Ton regard scrute les environs : un banc, deux bancs, trois bancs. Au quatrième, tes yeux se posent sur une dame d’un certain âge. Seule, elle ne lit pas, elle est juste là, toute entière, elle regarde, observe, contemple. Elle semble s’émerveiller devant les enfants à l’énergie débordante qui grimpent, tombent, remontent, tombent à nouveau de cette toile d’araignée géante qui domine leur parc. Il est 14h18, et jusqu’à 16h32, tu partageras un temps avec cette dame. Elle n’en saura rien, c’est une rencontre qui n’a pas lieu, un moment ensemble qui n’appartient pourtant qu’à l’un.e et l’autre. Tu ne peux t’empêcher de te demander ce qu’a été sa vie. Tu tentes de deviner un prénom, tu sondes son humeur… À quoi songe-t-elle ? Rêve-t-elle encore ? Tu te surprends à sourire aux mêmes instants qu’elle face à ces enfants qui offrent un spectacle aux allures humoristiques, de vrais comédiens en herbe. La joie semble alors communicative. Des émotions vous traversent, universelles, fondamentalement humaines. Alors, tu comprends que vous appartenez au même monde, mais probablement sans l’habiter de la même façon. À chaque visage, tu te dis que c’est un monde dans LE monde. Autant de sois distincts. Quelle beauté, quelle richesse ! Ce monde peut se réinventer à chaque instant en dépit des normes et des carcans qui semblent le régir. Si seulement on prenait le temps.

Dans une société à vitesse grand V, avide de productivité et de rentabilité, il n’y a plus de temps pour penser. Il faut courir, partout, tout le temps, prévoir, anticiper l’après en omettant le présent. Après quoi courre-t-on ? La pression est débordante, oppressante, le monde s’asphyxie. Consommer avant de se consumer. Et pourtant, aujourd’hui, tu partages une pause avec Madame. Son âge lui permet-il de se l’autoriser ? Est-ce un rituel qu’elle a toujours pris le soin de conserver ? Sommes-nous en train de courir jusqu’à son âge pour se sentir légitimes, enfin, de pouvoir s’arrêter ? Une vive affection pour elle s’empare de toi. Des décennies vous séparent et, pourtant, quelque chose vous unit, ici et maintenant, dans ce jardin, à 15h35.

En prenant le temps d’observer, il est vertigineux de voir combien de vies différentes traversent la nôtre, de contempler cette inlassable valse des âmes. Ce spectacle n’est visible qu’à l’œil de celui qui accepte de faire une pause, de faire un pas en arrière, de reprendre son souffle. D’habiter le monde en étant là, simplement là.

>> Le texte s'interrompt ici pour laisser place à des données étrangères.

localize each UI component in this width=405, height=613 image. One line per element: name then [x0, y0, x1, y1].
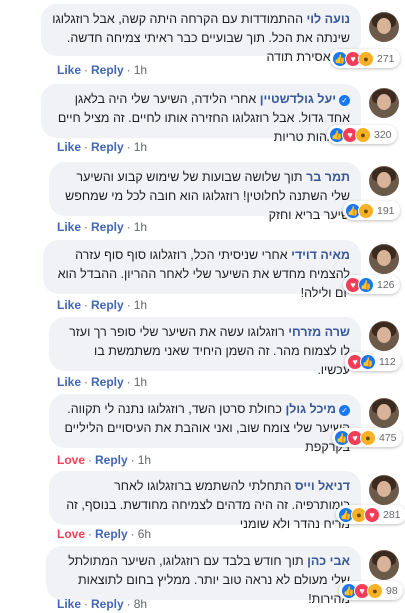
reply-button[interactable]: Reply	[91, 63, 124, 77]
comment: שרה מזרחי רוזגלוגו עשה את השיער שלי סופר…	[0, 313, 405, 393]
comment-actions: Like · Reply · 1h	[57, 63, 148, 77]
reaction-summary[interactable]: 👍 ● 191	[343, 201, 400, 220]
comment-author[interactable]: דניאל וייס	[295, 479, 350, 493]
love-reaction-icon: ♥	[364, 506, 380, 523]
comment-bubble: שרה מזרחי רוזגלוגו עשה את השיער שלי סופר…	[49, 317, 361, 377]
like-button[interactable]: Like	[57, 63, 81, 77]
reply-button[interactable]: Reply	[95, 527, 128, 541]
timestamp[interactable]: 1h	[134, 375, 147, 389]
reaction-count: 191	[377, 204, 395, 217]
comment-bubble: ✓מיכל גולן כחולת סרטן השד, רוזגלוגו נתנה…	[49, 394, 361, 454]
comment-actions: Like · Reply · 1h	[57, 140, 148, 154]
timestamp[interactable]: 8h	[134, 597, 147, 611]
avatar[interactable]	[369, 550, 399, 580]
comment-author[interactable]: אבי כהן	[307, 554, 350, 568]
timestamp[interactable]: 1h	[134, 140, 147, 154]
comment-bubble: ✓יעל גולדשטיין אחרי הלידה, השיער שלי היה…	[41, 84, 361, 144]
comment-actions: Like · Reply · 1h	[57, 220, 148, 234]
reaction-summary[interactable]: 👍 ♥ ● 320	[327, 125, 397, 144]
reaction-summary[interactable]: 👍 ♥ ● 98	[339, 581, 403, 600]
love-button[interactable]: Love	[57, 453, 85, 467]
reaction-count: 112	[379, 355, 396, 368]
like-button[interactable]: Like	[57, 597, 81, 611]
verified-badge-icon: ✓	[339, 95, 350, 106]
timestamp[interactable]: 1h	[134, 220, 147, 234]
comment-bubble: דניאל וייס התחלתי להשתמש ברוזגלוגו לאחר …	[49, 471, 361, 531]
reply-button[interactable]: Reply	[91, 298, 124, 312]
reply-button[interactable]: Reply	[91, 220, 124, 234]
wow-reaction-icon: ●	[360, 429, 376, 446]
wow-reaction-icon: ●	[358, 50, 374, 67]
timestamp[interactable]: 1h	[134, 298, 147, 312]
comment-text: ההתמודדות עם הקרחה היתה קשה, אבל רוזגלוג…	[52, 12, 350, 64]
avatar[interactable]	[369, 398, 399, 428]
reply-button[interactable]: Reply	[91, 597, 124, 611]
wow-reaction-icon: ●	[358, 202, 374, 219]
comment-author[interactable]: יעל גולדשטיין	[260, 92, 336, 106]
avatar[interactable]	[369, 244, 399, 274]
comment-bubble: מאיה דוידי אחרי שניסיתי הכל, רוזגלוגו סו…	[43, 240, 361, 300]
avatar[interactable]	[369, 321, 399, 351]
comment: תמר בר תוך שלושה שבועות של שימוש קבוע וה…	[0, 158, 405, 238]
comment-author[interactable]: שרה מזרחי	[288, 325, 350, 339]
verified-badge-icon: ✓	[339, 405, 350, 416]
comment-actions: Like · Reply · 1h	[57, 298, 148, 312]
avatar[interactable]	[369, 12, 399, 42]
comment: ✓מיכל גולן כחולת סרטן השד, רוזגלוגו נתנה…	[0, 390, 405, 470]
wow-reaction-icon: ●	[367, 582, 383, 599]
comment-bubble: נועה לוי ההתמודדות עם הקרחה היתה קשה, אב…	[41, 4, 361, 64]
reaction-count: 271	[377, 52, 395, 65]
comment-actions: Like · Reply · 1h	[57, 375, 148, 389]
comment-actions: Like · Reply · 8h	[57, 597, 148, 611]
comment-author[interactable]: מאיה דוידי	[291, 248, 350, 262]
reaction-count: 320	[374, 128, 392, 141]
like-button[interactable]: Like	[57, 220, 81, 234]
comment-author[interactable]: תמר בר	[306, 170, 350, 184]
timestamp[interactable]: 1h	[134, 63, 147, 77]
reaction-count: 475	[379, 431, 397, 444]
like-reaction-icon: 👍	[358, 276, 374, 293]
avatar[interactable]	[369, 475, 399, 505]
wow-reaction-icon: ●	[355, 126, 371, 143]
comment-author[interactable]: נועה לוי	[307, 12, 351, 26]
comment-actions: Love · Reply · 1h	[57, 453, 152, 467]
reply-button[interactable]: Reply	[91, 375, 124, 389]
reaction-summary[interactable]: 👍 ● ♥ 281	[336, 505, 405, 524]
like-button[interactable]: Like	[57, 375, 81, 389]
comment-bubble: תמר בר תוך שלושה שבועות של שימוש קבוע וה…	[49, 162, 361, 222]
comment: ✓יעל גולדשטיין אחרי הלידה, השיער שלי היה…	[0, 80, 405, 160]
comment: אבי כהן תוך חודש בלבד עם רוזגלוגו, השיער…	[0, 542, 405, 613]
timestamp[interactable]: 6h	[138, 527, 151, 541]
love-button[interactable]: Love	[57, 527, 85, 541]
reaction-summary[interactable]: 👍 ♥ ● 271	[330, 49, 400, 68]
comment-actions: Love · Reply · 6h	[57, 527, 152, 541]
comment-bubble: אבי כהן תוך חודש בלבד עם רוזגלוגו, השיער…	[46, 546, 361, 606]
avatar[interactable]	[369, 88, 399, 118]
reply-button[interactable]: Reply	[95, 453, 128, 467]
reaction-count: 98	[386, 584, 398, 597]
timestamp[interactable]: 1h	[138, 453, 151, 467]
comment: נועה לוי ההתמודדות עם הקרחה היתה קשה, אב…	[0, 0, 405, 80]
comment-author[interactable]: מיכל גולן	[285, 402, 336, 416]
reaction-summary[interactable]: ♥ 👍 112	[345, 352, 401, 371]
reaction-summary[interactable]: ♥ 👍 126	[343, 275, 400, 294]
reaction-summary[interactable]: 👍 ♥ ● 475	[332, 428, 402, 447]
like-reaction-icon: 👍	[360, 353, 376, 370]
avatar[interactable]	[369, 166, 399, 196]
comment: מאיה דוידי אחרי שניסיתי הכל, רוזגלוגו סו…	[0, 236, 405, 316]
like-button[interactable]: Like	[57, 298, 81, 312]
like-button[interactable]: Like	[57, 140, 81, 154]
reaction-count: 126	[377, 278, 395, 291]
reply-button[interactable]: Reply	[91, 140, 124, 154]
reaction-count: 281	[383, 508, 401, 521]
comment: דניאל וייס התחלתי להשתמש ברוזגלוגו לאחר …	[0, 467, 405, 547]
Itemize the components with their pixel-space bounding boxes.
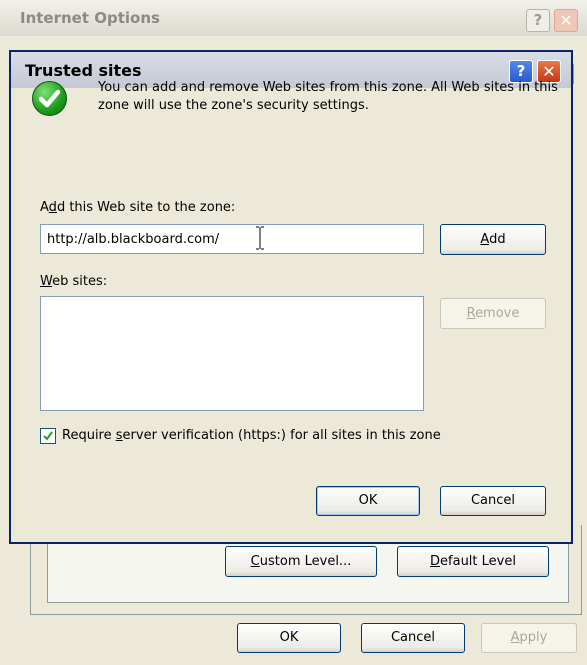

16h32, elle se lève. Sans le savoir, elle t’aura tenu compagnie cet après-midi. Sans le savoir, elle a nourri ton imagination, éveillé des émotions, partagé ta réalité, juste quelques heures. Ce temps suspendu vous a réuni, vous a lié. Un-deux-trois, un-deux-trois, sa chorégraphie reprend, la tienne ne tardera pas à suivre. Au revoir, Madame.

Cette pause en était-elle vraiment une ? Cet instant n’était-il pas l’essence de la vie, finalement, dans toute sa splendeur ? N’as-tu pas vécu, pleinement, entièrement, savoureusement ce temps ? Une chose est certaine, tu reviendras sur ce banc, souvent. Avant que le monde ne t’asphyxie de nouveau, avant que ta danse perde son rythme propre et devienne trop effrénée, trop saccadée, tu viendras te poser, respirer et peut-être retrouveras-tu ta compagne d’un jour.

Le monde qui t’entoure est un ballet. Alors, danse. Oui, danses-y, mais n’oublie jamais de prendre le temps de le contempler, aussi.